Pasados los días y terminadas también sus vacaciones el joven regresó a Buenos Aires, a su trabajo y a sus estudios universitarios próximos a finalizar. Uno de esos miércoles decidió hacer la prueba y se acercó a la confitería señalada y efectivamente desde la calle la vio sentada en una mesa contra un amplio ventanal, tomando un té con masas. La mujer lo reconoció enseguida, como si lo estuviera esperando, y le dedicó una amplia y hermosa sonrisa, que el muchacho aún recuerda. Desde ese miércoles se encontraron allí todos los miércoles de todas las semanas, durante varios meses. Se sentaban siempre en la misma mesa y los atendía el mismo mozo, un hombre mayor y con experiencia profesional, y seguro que de vida, por la forma discreta en que los atendía. Charlaban de todo y caminaban por la ciudad. Los temas recurrentes de la mujer eran que no se encontraba cómoda en el país, que no hacía nada, que no tenía vida cultural, que solo llevaba a los chicos a un colegio privado de la zona y los fines de semana iban a un club de la empresa, que su esposo era de ideas y costumbres muy rígidas. También de la situación en Europa. Le preocupaban las tensiones crecientes de la “guerra fría” de aquellos años. El muro de Berlín que se comenzara a levantar en 1961, que tenía amigos del otro lado a los que no veía desde hacía varios años. Su preocupación eran sus padres y sus hermanos mayores que habían vivido la guerra y el destierro. Varias veces el joven la encontró con el ánimo muy caído. Alguna vez ella le confesó que tenía una libreta donde desde hacía años anotaba las cosas buenas que le habían pasado y que cuando estaba muy deprimida tomaba la libreta y leía cualquier parte al azar y que esos recuerdos la reconfortaban.

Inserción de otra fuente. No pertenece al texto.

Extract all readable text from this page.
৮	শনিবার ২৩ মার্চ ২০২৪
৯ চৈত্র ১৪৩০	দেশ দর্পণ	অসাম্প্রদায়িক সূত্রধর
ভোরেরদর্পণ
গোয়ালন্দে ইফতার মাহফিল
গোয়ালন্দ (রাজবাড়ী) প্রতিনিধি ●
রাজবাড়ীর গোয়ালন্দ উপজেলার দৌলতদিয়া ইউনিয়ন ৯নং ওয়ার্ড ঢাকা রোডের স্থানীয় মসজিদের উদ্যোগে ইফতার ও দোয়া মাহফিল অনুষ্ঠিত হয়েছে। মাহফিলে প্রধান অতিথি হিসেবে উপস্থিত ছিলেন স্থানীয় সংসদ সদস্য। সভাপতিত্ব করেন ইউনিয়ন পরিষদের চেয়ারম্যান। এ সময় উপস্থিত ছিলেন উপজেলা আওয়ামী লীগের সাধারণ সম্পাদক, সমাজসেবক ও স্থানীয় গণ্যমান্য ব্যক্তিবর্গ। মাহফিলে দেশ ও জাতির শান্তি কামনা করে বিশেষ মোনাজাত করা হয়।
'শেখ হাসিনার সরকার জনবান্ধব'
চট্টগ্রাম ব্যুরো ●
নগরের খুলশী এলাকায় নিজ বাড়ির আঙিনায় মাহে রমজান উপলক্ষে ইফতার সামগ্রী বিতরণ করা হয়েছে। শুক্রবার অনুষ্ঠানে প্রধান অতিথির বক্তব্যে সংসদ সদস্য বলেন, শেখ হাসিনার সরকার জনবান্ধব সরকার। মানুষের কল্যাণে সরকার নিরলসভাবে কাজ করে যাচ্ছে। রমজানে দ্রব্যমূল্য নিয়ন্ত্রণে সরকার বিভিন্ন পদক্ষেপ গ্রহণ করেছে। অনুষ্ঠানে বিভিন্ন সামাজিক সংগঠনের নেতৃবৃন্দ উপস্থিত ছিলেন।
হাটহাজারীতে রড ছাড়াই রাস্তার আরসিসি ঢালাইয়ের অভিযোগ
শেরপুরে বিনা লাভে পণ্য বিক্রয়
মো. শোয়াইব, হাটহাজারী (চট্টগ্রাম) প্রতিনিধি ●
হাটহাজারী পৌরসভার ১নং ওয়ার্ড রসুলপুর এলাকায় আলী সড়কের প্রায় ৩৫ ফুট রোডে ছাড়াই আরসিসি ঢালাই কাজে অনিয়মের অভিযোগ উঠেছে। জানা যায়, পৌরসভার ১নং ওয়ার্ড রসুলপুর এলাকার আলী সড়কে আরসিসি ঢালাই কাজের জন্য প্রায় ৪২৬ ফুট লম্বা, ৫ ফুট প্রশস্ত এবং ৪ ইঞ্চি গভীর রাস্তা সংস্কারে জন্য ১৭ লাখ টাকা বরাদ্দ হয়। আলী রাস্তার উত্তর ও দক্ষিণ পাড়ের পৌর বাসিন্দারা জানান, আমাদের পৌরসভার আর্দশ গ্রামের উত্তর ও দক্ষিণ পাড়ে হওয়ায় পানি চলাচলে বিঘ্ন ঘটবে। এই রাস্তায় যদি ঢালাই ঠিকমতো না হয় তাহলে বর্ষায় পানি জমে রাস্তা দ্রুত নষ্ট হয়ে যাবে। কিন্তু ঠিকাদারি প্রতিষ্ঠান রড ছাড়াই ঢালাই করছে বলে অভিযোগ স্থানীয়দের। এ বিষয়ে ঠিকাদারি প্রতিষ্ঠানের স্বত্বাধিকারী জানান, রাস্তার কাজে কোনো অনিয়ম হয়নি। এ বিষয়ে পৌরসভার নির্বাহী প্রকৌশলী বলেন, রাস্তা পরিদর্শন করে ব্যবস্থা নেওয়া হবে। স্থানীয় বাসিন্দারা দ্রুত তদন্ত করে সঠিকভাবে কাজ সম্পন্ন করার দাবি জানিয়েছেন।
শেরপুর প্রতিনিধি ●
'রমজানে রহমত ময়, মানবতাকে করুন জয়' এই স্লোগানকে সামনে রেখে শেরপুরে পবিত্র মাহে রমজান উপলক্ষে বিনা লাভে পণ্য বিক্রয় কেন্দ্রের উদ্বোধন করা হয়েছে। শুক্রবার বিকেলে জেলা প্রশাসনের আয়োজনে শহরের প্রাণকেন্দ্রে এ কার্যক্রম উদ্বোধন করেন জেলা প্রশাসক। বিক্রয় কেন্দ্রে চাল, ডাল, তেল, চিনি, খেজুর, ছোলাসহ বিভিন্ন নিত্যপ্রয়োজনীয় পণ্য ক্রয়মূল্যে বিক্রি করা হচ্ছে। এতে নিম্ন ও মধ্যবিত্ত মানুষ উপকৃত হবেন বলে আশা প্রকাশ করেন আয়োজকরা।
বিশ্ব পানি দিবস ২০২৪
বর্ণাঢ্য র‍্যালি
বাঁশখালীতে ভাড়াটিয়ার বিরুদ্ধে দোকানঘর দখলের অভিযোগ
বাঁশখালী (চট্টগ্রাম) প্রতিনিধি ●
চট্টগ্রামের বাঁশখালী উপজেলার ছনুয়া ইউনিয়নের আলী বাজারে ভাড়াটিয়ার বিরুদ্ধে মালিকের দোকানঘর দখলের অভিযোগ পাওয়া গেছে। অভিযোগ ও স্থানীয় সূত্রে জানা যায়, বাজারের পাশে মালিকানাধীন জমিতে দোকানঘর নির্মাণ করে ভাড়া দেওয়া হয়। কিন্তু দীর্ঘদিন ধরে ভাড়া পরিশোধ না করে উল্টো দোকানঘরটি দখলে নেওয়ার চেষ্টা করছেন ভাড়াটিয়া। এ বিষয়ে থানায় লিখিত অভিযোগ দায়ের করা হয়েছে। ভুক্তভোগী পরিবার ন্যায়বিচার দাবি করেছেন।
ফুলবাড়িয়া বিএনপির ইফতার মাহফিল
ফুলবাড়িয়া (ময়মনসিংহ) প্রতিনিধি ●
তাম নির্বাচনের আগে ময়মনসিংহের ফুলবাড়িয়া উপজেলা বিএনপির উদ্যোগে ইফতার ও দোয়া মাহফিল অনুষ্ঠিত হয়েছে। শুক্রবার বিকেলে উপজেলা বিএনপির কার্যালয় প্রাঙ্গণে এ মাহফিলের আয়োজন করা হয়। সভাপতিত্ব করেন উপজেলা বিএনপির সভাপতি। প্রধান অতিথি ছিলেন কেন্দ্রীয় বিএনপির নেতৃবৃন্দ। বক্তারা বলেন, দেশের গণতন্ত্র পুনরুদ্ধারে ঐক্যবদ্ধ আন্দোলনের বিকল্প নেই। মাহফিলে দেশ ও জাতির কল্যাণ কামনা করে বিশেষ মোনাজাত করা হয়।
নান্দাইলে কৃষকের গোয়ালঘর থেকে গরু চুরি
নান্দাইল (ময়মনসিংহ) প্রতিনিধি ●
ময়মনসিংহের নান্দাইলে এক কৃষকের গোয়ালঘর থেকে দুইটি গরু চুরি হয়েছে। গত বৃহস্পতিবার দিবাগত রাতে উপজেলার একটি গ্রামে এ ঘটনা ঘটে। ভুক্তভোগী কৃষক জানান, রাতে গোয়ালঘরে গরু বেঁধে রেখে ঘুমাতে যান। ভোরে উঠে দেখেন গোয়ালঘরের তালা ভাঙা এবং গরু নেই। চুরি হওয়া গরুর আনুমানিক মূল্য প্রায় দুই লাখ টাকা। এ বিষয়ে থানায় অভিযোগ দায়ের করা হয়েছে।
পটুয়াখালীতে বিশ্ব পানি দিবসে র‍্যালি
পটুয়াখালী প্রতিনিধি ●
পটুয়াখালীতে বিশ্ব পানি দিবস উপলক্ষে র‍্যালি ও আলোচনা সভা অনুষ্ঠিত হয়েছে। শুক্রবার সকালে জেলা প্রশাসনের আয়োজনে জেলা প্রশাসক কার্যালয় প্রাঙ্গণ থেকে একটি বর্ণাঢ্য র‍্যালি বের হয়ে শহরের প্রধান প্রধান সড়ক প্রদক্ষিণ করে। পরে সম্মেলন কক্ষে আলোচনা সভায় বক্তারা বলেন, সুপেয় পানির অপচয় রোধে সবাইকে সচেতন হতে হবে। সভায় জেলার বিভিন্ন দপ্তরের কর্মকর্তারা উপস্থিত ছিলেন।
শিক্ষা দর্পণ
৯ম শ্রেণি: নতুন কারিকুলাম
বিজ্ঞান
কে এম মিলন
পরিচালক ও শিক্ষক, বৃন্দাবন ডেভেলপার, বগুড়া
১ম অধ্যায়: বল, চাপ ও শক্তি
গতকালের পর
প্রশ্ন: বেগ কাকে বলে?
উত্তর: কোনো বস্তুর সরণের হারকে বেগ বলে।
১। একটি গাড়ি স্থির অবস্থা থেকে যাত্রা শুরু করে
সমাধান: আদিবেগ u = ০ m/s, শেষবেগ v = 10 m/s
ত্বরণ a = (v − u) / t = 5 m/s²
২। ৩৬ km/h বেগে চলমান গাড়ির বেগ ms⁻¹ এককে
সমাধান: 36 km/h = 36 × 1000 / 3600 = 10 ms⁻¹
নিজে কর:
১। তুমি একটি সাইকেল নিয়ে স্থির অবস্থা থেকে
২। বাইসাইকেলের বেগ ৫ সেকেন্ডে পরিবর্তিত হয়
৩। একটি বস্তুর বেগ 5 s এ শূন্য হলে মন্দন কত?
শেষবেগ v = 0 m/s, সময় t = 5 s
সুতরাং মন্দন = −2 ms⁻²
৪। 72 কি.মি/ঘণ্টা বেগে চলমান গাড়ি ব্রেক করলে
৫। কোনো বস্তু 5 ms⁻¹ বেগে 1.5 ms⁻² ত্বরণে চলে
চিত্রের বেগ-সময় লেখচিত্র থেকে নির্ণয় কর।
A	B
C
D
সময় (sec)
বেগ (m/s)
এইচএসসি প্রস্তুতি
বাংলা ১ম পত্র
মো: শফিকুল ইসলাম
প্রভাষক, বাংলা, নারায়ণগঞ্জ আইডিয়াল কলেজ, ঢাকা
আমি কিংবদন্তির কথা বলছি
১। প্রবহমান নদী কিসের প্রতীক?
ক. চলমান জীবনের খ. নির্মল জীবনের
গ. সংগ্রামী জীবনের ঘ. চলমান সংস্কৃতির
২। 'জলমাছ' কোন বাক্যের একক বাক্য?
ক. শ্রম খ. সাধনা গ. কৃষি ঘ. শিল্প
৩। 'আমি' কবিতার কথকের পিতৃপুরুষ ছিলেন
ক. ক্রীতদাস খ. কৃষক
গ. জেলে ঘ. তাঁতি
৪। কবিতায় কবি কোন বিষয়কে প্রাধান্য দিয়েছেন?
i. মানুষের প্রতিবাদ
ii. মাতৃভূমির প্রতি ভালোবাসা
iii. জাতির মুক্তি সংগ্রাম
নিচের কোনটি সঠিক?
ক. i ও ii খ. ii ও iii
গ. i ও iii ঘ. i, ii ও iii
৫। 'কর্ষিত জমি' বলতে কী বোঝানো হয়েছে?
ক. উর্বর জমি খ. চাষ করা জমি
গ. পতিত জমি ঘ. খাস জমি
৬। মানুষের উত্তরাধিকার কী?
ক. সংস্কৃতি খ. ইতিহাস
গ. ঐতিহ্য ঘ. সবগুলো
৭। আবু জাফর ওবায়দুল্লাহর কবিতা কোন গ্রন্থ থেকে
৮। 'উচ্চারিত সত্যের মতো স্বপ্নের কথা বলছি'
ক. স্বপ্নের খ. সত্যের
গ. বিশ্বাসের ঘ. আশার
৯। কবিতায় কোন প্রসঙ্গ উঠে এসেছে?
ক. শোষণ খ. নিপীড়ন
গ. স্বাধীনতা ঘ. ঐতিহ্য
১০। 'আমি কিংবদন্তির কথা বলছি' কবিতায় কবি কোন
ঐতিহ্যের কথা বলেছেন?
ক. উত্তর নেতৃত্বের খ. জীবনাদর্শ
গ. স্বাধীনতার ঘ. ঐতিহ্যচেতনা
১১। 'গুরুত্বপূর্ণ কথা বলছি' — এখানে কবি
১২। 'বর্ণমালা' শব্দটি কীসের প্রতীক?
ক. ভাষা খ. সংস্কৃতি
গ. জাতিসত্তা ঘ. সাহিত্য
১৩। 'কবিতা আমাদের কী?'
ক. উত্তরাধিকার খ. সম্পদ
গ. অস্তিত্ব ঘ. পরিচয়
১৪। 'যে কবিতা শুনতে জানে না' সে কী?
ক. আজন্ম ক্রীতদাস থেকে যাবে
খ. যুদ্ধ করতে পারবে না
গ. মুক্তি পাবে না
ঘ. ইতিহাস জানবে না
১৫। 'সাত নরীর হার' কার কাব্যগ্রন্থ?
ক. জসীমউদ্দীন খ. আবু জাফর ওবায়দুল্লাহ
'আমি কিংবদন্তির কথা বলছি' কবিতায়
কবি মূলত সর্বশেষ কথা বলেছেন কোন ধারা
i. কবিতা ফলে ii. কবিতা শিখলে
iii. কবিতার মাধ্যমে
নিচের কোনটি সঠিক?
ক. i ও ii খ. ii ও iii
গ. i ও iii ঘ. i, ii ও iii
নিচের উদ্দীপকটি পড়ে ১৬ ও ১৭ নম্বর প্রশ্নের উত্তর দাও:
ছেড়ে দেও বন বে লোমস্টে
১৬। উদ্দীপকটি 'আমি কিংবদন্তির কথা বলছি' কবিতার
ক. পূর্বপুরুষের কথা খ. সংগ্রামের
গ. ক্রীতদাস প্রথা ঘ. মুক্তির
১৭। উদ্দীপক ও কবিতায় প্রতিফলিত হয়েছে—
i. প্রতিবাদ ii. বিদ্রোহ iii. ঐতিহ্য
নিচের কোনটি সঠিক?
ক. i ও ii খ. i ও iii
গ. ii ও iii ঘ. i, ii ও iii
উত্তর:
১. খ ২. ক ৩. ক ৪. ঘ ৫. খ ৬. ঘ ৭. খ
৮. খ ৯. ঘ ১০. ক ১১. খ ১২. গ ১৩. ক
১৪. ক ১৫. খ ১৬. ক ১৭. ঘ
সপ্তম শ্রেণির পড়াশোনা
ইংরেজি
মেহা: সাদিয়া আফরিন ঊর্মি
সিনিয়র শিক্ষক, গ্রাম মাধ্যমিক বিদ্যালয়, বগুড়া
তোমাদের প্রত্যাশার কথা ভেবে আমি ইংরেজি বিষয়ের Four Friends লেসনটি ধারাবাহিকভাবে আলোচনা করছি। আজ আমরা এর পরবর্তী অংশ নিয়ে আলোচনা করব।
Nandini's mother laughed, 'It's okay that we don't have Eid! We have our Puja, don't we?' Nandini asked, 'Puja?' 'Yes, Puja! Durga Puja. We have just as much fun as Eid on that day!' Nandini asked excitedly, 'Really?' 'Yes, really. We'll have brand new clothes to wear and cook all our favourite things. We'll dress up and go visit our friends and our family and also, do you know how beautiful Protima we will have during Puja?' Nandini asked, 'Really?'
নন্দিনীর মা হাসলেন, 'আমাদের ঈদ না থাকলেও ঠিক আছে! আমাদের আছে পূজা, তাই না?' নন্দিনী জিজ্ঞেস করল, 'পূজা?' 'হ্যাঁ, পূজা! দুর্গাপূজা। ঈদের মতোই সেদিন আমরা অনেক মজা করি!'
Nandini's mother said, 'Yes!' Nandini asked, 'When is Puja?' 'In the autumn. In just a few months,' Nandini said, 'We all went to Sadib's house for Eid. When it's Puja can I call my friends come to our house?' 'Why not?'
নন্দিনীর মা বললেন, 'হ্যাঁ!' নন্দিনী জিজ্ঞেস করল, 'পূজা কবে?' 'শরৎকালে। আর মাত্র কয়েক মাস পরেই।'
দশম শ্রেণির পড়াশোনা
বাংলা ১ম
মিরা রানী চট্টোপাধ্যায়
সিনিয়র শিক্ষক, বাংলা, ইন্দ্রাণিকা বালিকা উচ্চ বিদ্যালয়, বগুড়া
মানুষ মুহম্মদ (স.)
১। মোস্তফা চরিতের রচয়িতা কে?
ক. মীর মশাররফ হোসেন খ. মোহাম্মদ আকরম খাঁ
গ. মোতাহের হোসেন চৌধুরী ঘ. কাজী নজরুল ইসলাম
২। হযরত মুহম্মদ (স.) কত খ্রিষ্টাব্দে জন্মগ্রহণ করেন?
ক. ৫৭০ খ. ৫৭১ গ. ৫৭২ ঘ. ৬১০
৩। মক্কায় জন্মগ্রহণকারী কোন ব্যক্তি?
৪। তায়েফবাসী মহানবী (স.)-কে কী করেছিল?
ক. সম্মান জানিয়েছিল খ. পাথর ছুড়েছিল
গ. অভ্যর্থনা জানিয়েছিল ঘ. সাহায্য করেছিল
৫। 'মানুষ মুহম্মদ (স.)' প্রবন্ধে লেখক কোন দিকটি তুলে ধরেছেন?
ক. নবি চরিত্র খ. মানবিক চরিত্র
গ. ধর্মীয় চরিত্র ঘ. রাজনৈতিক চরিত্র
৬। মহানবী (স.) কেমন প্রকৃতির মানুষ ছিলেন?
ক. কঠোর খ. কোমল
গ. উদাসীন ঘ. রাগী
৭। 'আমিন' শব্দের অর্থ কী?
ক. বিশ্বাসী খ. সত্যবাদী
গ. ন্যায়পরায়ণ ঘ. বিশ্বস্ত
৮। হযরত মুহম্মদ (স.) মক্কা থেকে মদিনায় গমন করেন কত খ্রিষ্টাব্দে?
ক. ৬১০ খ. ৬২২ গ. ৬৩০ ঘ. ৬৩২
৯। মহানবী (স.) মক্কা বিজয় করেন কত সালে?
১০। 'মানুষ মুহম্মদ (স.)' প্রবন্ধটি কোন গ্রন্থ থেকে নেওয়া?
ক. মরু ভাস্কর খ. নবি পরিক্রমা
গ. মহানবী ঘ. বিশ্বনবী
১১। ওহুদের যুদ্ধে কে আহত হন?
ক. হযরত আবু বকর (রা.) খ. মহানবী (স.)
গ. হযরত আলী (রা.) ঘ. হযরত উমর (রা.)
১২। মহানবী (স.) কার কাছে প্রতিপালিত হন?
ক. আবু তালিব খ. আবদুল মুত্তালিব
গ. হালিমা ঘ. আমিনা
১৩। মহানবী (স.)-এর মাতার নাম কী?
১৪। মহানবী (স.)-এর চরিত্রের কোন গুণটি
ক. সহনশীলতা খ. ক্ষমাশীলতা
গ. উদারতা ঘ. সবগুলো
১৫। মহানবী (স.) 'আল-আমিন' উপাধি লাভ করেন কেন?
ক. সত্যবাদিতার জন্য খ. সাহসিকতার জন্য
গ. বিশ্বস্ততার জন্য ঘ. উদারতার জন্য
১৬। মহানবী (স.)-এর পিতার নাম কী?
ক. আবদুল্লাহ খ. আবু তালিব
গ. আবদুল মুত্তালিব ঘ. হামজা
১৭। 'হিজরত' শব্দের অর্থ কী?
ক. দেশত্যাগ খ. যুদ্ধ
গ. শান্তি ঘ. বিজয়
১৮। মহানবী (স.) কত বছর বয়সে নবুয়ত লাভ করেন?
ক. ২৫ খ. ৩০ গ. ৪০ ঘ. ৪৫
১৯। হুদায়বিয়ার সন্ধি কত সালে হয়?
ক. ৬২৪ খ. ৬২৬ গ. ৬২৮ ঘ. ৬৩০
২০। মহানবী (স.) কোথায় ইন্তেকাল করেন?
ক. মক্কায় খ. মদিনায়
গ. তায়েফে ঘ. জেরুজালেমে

Ambos vivían por la zona oeste así que cada miércoles luego de la confitería y de caminar por la ciudad tomaban juntos el tren Sarmiento, ella bajaba en Ramos Mejía y el joven más adelante. Así fue hasta entrada la primavera, uno de esos miércoles, en que la mujer estuvo muy callada y vacilante, cuando el tren ya entraba en la estación lo invitó a acompañarla. Bajaron y caminaron por las calles empedradas y brillosas, por una leve llovizna, unas 10 ó 12 cuadras hasta una parada de taxis, cuando llegó uno la mujer sube al vehículo y antes que arranque se asoma por la ventanilla y muestra una libreta roja en su mano y dice con una sonrisa pero también con un dejo de tristeza “Te tengo en mi libreta”. El joven quedó allí como detenido en el tiempo mientras que el taxi avanzaba por las callejuelas empedradas hasta perderse de vista, recién entonces y muy lentamente rumbeó para la estación mientras la llovizna amenazaba transformarse en lluvia. Era obvio, aquella aventura, ni fugaz ni superficial, había llegado a su fin. Aunque lo comprendía no lograba entender el porqué de esa manera tan abrupta e impensada.

En los dos miércoles siguientes el joven caminó hasta la confitería. En el primero ocupó la mesa y tomó su habitual café, en el segundo ya no entró miro por la ventana primero y por la puerta después, el mozo lo miró a la distancia e hizo un gesto, tal vez de saludo pero tal vez, como fiel observador de mil historias furtivas, en tono de consuelo, como diciendo muchacho todo terminó.

La memoria entre otras cosas es recuperación del olvido, pero también es frágil, tiende a magnificar los hechos y también suele embellecerlos. Releída esta nota, escrita de un tirón hace varios días, se me plantea un interrogante ¿Cuánto de realidad y cuanto de ficción hay en este relato? No lo sé, pero pienso que si de verdad esta breve historia está en una libreta de buenos recuerdos carece de sentido la duda.